My watch is 1 second fast each hour and my friend's watch is 1.5 seconds slow each hour. Right now they show the same time. When will they show the same time again?
Who ever answers my ?, please tell me how.
DrWLS explained this answer in this post this afternoon.
http://www.jiskha.com/display.cgi?id=1194714819
To determine when the two watches will show the same time again, we need to find the smallest common multiple of the two watch errors.
Let's break it down step by step:
1. Convert the watch errors to seconds per minute:
The first watch gains 1 second every hour, which is equivalent to (1/60) seconds per minute.
The second watch loses 1.5 seconds every hour, which is equivalent to (-1.5/60) seconds per minute.
2. Find the least common multiple (LCM) of the two error rates:
The LCM is the smallest number that is divisible by both error rates.
To find the LCM, we can use prime factorization:
- The error rate for the first watch is 1/60 seconds per minute.

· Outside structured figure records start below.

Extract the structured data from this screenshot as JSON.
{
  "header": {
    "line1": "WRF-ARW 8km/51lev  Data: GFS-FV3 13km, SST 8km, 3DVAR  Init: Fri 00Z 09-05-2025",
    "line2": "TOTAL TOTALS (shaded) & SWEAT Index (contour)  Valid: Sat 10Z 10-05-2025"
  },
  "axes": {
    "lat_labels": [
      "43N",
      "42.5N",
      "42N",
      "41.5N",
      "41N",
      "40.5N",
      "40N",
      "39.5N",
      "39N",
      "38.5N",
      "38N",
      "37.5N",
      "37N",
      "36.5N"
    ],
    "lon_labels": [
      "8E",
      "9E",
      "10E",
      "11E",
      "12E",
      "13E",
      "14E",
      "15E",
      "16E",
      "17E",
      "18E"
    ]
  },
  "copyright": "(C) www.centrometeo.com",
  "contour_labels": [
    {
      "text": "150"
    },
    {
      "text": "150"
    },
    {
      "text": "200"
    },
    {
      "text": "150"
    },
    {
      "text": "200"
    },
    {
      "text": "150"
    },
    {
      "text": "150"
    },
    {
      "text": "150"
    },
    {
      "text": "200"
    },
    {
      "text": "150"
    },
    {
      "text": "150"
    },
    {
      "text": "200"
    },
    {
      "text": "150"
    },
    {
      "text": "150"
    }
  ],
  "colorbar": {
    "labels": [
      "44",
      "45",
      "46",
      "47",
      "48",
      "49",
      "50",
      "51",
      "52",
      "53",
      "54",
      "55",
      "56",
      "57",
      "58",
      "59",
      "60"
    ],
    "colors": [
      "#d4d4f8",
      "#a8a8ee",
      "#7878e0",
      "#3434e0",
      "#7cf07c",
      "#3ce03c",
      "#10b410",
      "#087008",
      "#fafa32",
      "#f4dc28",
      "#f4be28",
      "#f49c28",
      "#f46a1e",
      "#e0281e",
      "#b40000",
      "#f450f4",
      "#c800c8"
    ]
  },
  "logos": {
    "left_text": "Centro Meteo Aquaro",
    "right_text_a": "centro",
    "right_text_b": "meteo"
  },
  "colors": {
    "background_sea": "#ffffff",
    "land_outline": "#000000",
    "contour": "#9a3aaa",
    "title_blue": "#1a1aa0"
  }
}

> Breaking it down into prime factors: 1/60 = (1/2) * (1/2) * (1/3) * (1/5).
- The error rate for the second watch is -1.5/60 seconds per minute.
> Breaking it down into prime factors: -1.5/60 = (-1/2) * (-1/3) * (1/5).
Now, we take all the unique prime factors (including the negative sign) and multiply them together:
(1/2) * (1/2) * (1/3) * (1/5) * (-1/2) * (-1/3) * (1/5) = -1/60
Thus, the LCM of the two error rates is 60 minutes.
3. Now, we convert the LCM from minutes to hours:
Since there are 60 minutes in an hour, the LCM of 60 minutes is equal to 1 hour.
Therefore, the two watches will show the same time again in exactly 1 hour from the current time.